The Use of Images of the Gods in Germanic Religious Practice



There is a rather misleading statement contained in Tacitus' Germania in which he states regarding idols of the Gods:

"In other matters, they judge it not in accord with the greatness of the gods to confine them with walls or to liken them in appearance to any human countenance. They consecrate woods and groves, and the mystery that they see only in their awe they call by the name of gods." (Germania 9.2, Rives translation)

"The Germans do not think it in keeping with the divine majesty to confine gods within walls or to portray them in the likeness of any human countenance. Their holy places are woods and groves, and they apply the names of deities to that hidden presence which is seen only by the eye of reverence." (Germania 9, Mattingley and Handford translation) 

We do know from archaeological excavations that the ancient Germans did in fact possess idols of the Gods and as I have already demonstrated in earlier articles they also built temples for the worship of the Gods. Anthropomorphic wooden idols have been found in Germanic speaking areas going back as far as the Bronze Age. A good example of such an idol is the Broddenbjerg idol which dates back to the 6th century BCE and discovered in a peat bog in Viborg in Denmark. These idols are known as ithyphallic(the male variety of course) and referred to as Pole Gods. There are female versions of these wooden idols as well. Such idols were not confined to the Germanic peoples but are also to be found in formerly Celtic speaking and Slavic speaking areas, indicating that this was a northern European religious feature.
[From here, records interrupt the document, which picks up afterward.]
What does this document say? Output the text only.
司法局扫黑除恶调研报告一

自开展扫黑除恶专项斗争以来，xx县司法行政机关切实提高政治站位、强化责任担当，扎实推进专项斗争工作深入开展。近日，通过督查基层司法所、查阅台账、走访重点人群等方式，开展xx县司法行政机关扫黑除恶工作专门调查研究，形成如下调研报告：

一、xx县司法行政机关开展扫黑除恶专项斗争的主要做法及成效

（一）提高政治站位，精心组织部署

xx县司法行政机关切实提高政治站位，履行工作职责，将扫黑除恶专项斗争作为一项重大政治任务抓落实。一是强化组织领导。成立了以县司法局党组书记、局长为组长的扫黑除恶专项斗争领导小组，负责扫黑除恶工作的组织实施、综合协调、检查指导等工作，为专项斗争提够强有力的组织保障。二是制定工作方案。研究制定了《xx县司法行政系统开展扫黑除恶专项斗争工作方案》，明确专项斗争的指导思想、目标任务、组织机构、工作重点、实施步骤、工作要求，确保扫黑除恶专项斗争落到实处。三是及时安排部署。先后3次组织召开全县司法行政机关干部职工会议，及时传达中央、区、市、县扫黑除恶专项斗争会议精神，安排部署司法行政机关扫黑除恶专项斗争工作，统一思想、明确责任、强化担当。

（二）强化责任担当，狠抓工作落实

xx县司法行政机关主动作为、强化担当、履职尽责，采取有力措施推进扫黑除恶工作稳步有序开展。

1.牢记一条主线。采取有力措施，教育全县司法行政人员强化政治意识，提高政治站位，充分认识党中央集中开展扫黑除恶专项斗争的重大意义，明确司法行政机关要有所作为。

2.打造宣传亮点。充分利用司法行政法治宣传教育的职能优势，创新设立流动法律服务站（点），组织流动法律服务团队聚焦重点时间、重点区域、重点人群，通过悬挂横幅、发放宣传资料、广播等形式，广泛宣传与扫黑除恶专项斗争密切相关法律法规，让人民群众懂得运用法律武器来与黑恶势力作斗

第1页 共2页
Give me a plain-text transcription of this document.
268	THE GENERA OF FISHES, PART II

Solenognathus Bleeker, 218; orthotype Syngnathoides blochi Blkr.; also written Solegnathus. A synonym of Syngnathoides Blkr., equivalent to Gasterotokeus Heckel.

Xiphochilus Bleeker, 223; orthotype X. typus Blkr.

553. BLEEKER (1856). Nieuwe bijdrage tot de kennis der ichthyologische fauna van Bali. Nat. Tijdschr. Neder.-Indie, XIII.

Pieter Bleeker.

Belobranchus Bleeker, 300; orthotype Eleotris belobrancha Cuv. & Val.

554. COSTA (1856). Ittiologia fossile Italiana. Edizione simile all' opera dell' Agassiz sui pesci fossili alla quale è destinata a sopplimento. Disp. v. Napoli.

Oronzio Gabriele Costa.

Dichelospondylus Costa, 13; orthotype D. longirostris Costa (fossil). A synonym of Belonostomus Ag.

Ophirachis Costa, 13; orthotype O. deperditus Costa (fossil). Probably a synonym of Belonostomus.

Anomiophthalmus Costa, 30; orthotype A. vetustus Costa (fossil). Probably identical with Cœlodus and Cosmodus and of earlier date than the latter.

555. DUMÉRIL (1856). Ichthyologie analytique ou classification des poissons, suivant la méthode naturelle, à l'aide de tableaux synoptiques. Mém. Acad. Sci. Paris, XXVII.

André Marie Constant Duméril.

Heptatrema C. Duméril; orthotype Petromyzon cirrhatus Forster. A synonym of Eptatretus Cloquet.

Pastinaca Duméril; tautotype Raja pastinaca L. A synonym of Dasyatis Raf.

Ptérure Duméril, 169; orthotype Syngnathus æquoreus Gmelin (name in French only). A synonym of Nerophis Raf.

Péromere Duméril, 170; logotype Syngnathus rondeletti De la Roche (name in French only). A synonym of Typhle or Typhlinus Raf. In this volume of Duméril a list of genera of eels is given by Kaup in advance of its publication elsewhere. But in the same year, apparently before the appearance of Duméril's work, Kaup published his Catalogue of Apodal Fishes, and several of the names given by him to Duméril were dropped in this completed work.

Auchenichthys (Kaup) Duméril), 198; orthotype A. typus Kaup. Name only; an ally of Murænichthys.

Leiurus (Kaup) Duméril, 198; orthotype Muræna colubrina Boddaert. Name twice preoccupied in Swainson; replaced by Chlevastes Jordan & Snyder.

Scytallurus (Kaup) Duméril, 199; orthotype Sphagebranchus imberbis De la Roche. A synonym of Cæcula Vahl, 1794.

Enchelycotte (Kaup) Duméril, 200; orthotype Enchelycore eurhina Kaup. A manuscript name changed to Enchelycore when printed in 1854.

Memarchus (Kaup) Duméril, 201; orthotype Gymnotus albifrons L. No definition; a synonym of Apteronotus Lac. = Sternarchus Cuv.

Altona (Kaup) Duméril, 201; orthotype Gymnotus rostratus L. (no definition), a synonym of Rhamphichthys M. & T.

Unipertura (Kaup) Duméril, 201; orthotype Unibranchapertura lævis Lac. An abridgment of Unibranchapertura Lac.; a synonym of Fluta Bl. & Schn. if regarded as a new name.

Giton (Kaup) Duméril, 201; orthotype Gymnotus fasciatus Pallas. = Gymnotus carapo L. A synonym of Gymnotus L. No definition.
Rudolf Simek (Dictionary of Northern Mythology) is of the opinion that Pole Gods were known as early as the European Stone Age and thus represent probably one of the most archaic expressions of Germanic and Aryan religiosity. He conjectures that the Pole Gods may in fact be connected in some way with the Irminsul. Perhaps theses were smaller variations of this cult.

Tacitus does contradict himself as elsewhere in Germania 40 he refers to the sacred grove of Nerthus and the implication is that She was represented by an image, cared for by Her priest. Perhaps Her image was more elaborate than that of the Pole Gods.

Going forward to 11th century Iceland we have the bronze figurine of the Eyraraland Thor holding a Hammer which strongly resembles the famous Foss Wolf's Hammer. The Icelandic sagas frequently refer to temple images of the Gods. Adam of Bremen in 1070 wrote about the golden images of three Gods; Thor, Wodan and Fricco in the Uppsala temple in Sweden. So clearly the Germanic peoples consistently used idols or images of the Gods as part of their religious practice from the Stone Age to the Mediaeval period. Such practices continued in the Baltic lands right up to the 16th century.

I believe that it is a misunderstanding to say that the Germanic peoples literally worshipped these figures made by their own hands. This is a typical accusation made by xtian clerics. What they fail to understand is that these figures represented the Gods symbolically. Nigel Pennick explains this very well in his Secrets of the Runes. In discussing the mysterious force known as Ond he states that it can accumulate in sacred images and worshippers are in fact accessing the reserves of Ond located in the image, the inner essence in other words. This same energy may be found in sacred wells, groves and stones.